Novel Insights Into Epigenetic Reprogramming and Destabilization of Pericentromeric Heterochromatin in Cancer

Pericentromeric heterochromatin is maintained in a condensed structure by repressive epigenetic control mechanisms and perturbation of these may cause diseases. The chromosome 1q12 region harbors the largest pericentromeric heterochromatin domain in the genome and is among the most common breakpoints in both solid and hematopoietic cancers. Furthermore, the 1q arm is frequently amplified in cancer and this may support tumorigenesis by increasing the dosage of the many oncogenes of this genomic region. Recent studies have provided insight into the mechanisms leading to loss of 1q12 stability and 1q amplification and DNA hypomethylation seems to play a prominent role.
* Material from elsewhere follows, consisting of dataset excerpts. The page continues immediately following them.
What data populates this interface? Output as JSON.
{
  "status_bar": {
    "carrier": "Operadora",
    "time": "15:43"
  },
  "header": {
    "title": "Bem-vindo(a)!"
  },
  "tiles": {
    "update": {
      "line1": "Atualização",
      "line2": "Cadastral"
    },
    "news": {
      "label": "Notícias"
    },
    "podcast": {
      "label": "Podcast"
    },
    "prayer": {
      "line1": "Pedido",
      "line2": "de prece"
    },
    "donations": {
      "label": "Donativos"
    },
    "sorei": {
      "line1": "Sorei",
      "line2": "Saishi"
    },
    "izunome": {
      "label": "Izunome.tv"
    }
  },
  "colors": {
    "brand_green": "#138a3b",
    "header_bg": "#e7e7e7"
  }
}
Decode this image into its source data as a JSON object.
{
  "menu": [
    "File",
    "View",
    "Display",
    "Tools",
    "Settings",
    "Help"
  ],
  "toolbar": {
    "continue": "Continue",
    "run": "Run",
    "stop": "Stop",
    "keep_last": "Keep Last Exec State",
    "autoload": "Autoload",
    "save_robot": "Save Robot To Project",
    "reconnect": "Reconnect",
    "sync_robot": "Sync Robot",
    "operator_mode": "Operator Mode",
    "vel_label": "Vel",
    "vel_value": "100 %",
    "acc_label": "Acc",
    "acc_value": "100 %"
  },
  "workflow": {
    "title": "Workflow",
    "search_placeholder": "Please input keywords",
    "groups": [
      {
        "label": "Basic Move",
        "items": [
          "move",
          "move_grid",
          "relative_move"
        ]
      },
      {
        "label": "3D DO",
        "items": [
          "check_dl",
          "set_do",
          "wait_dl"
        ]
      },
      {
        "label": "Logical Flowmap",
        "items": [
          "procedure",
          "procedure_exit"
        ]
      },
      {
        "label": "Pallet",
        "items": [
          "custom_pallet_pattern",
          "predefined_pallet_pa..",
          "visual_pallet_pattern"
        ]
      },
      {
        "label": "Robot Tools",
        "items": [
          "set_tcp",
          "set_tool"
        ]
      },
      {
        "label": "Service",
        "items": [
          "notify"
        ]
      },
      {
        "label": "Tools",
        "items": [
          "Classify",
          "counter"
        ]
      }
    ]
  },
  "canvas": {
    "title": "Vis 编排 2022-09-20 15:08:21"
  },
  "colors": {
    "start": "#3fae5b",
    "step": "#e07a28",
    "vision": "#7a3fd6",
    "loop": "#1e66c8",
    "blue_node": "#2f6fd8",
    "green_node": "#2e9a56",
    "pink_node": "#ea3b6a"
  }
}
This may be the result of decreased activity of DNA methyltransferases and instrumental for 1q12 destabilization or arise secondary to perturbation of other important epigenetic mechanisms that control repression of pericentromeric heterochromatin. Polycomb proteins were recently demonstrated to epigenetically reprogram demethylated 1q12 pericentromeric heterochromatin in premalignant and malignant cells to form large subnuclear structures known as polycomb bodies. This may influence the regulation and stability of 1q12 pericentromeric heterochromatin and/or the distribution of polycomb factors to support tumorigenesis. This review will discuss recent insight into the epigenetic perturbations causing the destabilization of 1q12 pericentromeric heterochromatin and its possible implications for tumor biology.